The company will buy the imported gas — whose rate is over three times higher than that of the locally sourced fuel supplied by the same state-owned utility — as per the price notified by the Oil and Gas Regulatory Authority (Ogra) from time to time on an as-and-when available basis.
According to Arif Habib Ltd analyst Rao Aamir Ali, the company is currently buying gas at Rs1,087 per million British thermal unit (mmBtu). However, the Ogra-notified rate of the imported gas or RLNG for November is $14.81 or Rs3,318 per mmBtu.
The threefold increase in the fuel cost will push up the price of polyvinyl chloride (PVC), a company product that’s among the most common polymers with extensive uses in industrial, technical and everyday applications.
“The company will have to increase PVC prices by $285 per tonne to fully pas on the impact of higher gas prices. However, due to lower international PVC prices, we assume the company will only pass on half the impact of higher gas prices,” said Mr Ali.
According to data compiled by AKD Securities, the international price of PVC hovered at $800 per tonne towards the end of last week, almost 50 per cent down from a year ago.
If the company absorbs the full impact of higher gas prices, its profitability will decline by Rs1.82 per share, said Mr Ali.
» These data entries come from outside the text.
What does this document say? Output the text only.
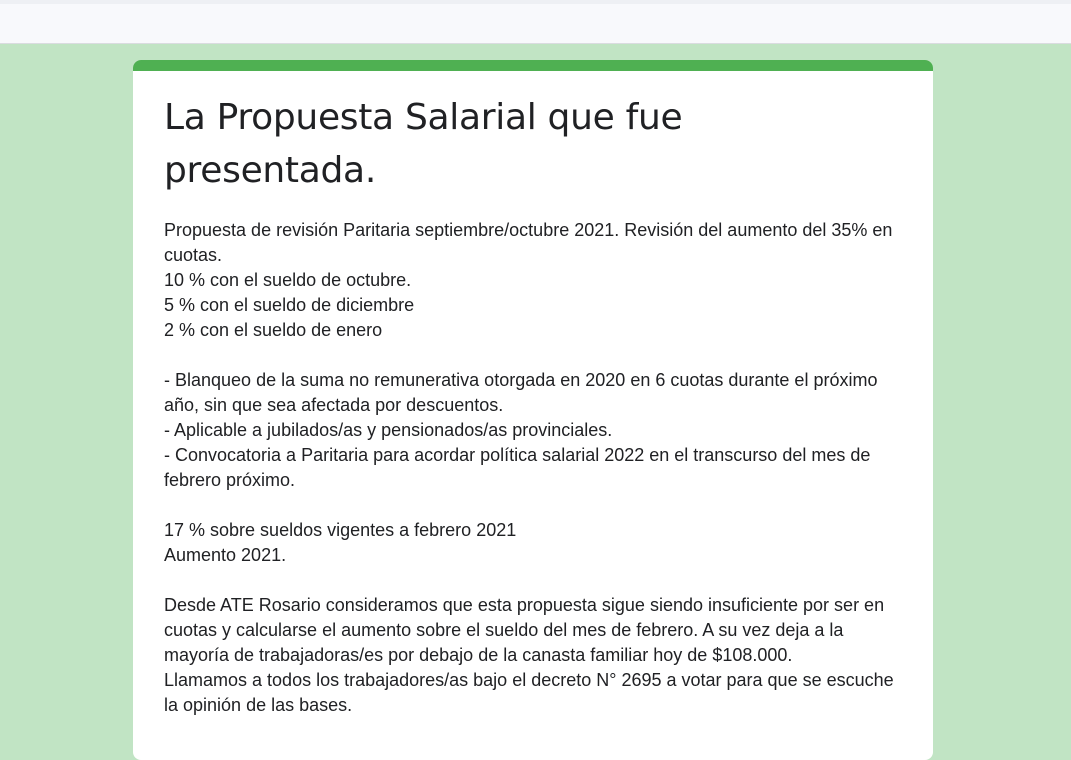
La Propuesta Salarial que fue presentada.
Propuesta de revisión Paritaria septiembre/octubre 2021. Revisión del aumento del 35% en cuotas.
10 % con el sueldo de octubre.
5 % con el sueldo de diciembre
2 % con el sueldo de enero
- Blanqueo de la suma no remunerativa otorgada en 2020 en 6 cuotas durante el próximo año, sin que sea afectada por descuentos.
- Aplicable a jubilados/as y pensionados/as provinciales.
- Convocatoria a Paritaria para acordar política salarial 2022 en el transcurso del mes de febrero próximo.
17 % sobre sueldos vigentes a febrero 2021
Aumento 2021.
Desde ATE Rosario consideramos que esta propuesta sigue siendo insuficiente por ser en cuotas y calcularse el aumento sobre el sueldo del mes de febrero. A su vez deja a la mayoría de trabajadoras/es por debajo de la canasta familiar hoy de $108.000.
Llamamos a todos los trabajadores/as bajo el decreto N° 2695 a votar para que se escuche la opinión de las bases.
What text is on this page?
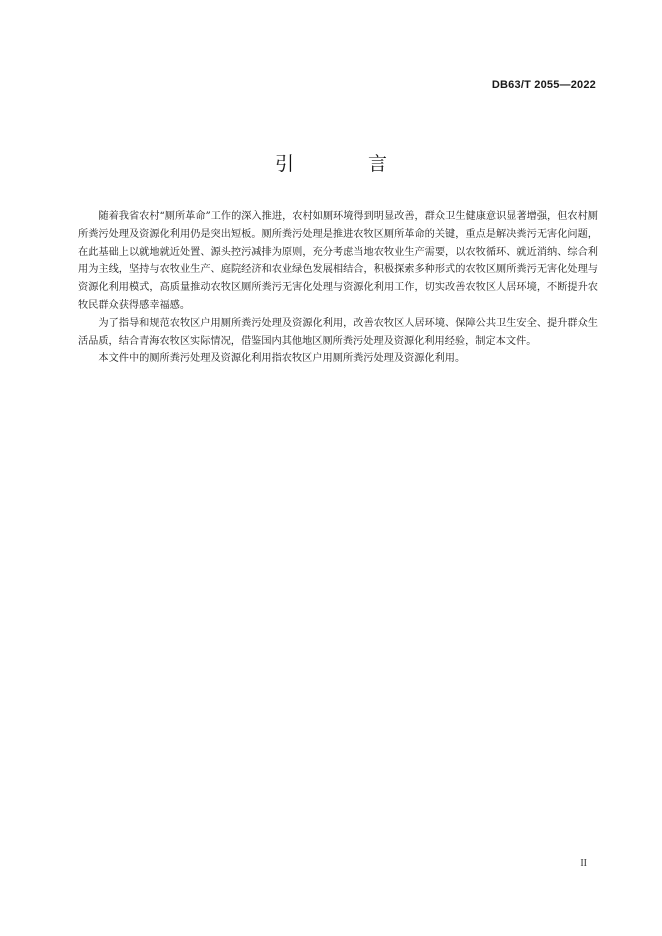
DB63/T 2055—2022
引 言

随着我省农村“厕所革命”工作的深入推进，农村如厕环境得到明显改善，群众卫生健康意识显著增强，但农村厕所粪污处理及资源化利用仍是突出短板。厕所粪污处理是推进农牧区厕所革命的关键，重点是解决粪污无害化问题，在此基础上以就地就近处置、源头控污减排为原则，充分考虑当地农牧业生产需要，以农牧循环、就近消纳、综合利用为主线，坚持与农牧业生产、庭院经济和农业绿色发展相结合，积极探索多种形式的农牧区厕所粪污无害化处理与资源化利用模式，高质量推动农牧区厕所粪污无害化处理与资源化利用工作，切实改善农牧区人居环境，不断提升农牧民群众获得感幸福感。

为了指导和规范农牧区户用厕所粪污处理及资源化利用，改善农牧区人居环境、保障公共卫生安全、提升群众生活品质，结合青海农牧区实际情况，借鉴国内其他地区厕所粪污处理及资源化利用经验，制定本文件。

本文件中的厕所粪污处理及资源化利用指农牧区户用厕所粪污处理及资源化利用。

II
The company’s earnings per share for the July-September quarter was Rs2.27.
In a briefing held for stock market analysts in October, company representatives said the month-long annual turnaround — in which the manufacturing facility goes offline for yearly inspection — of its PVC plant was planned for the end of 2022.
According to Topline Securities analyst Sunny Kumar, the company’s PVC sales went down 13pc on a quarterly basis to 50,500 tonnes in July-September.
The decline was because of the monsoon season and floods as 56pc of PVC demand caters to the pipe and fittings category.Global PVC prices dropped in July-September amid a slowdown in demand on the back of rising inflation as well as a Covid-19-related lockdown in China.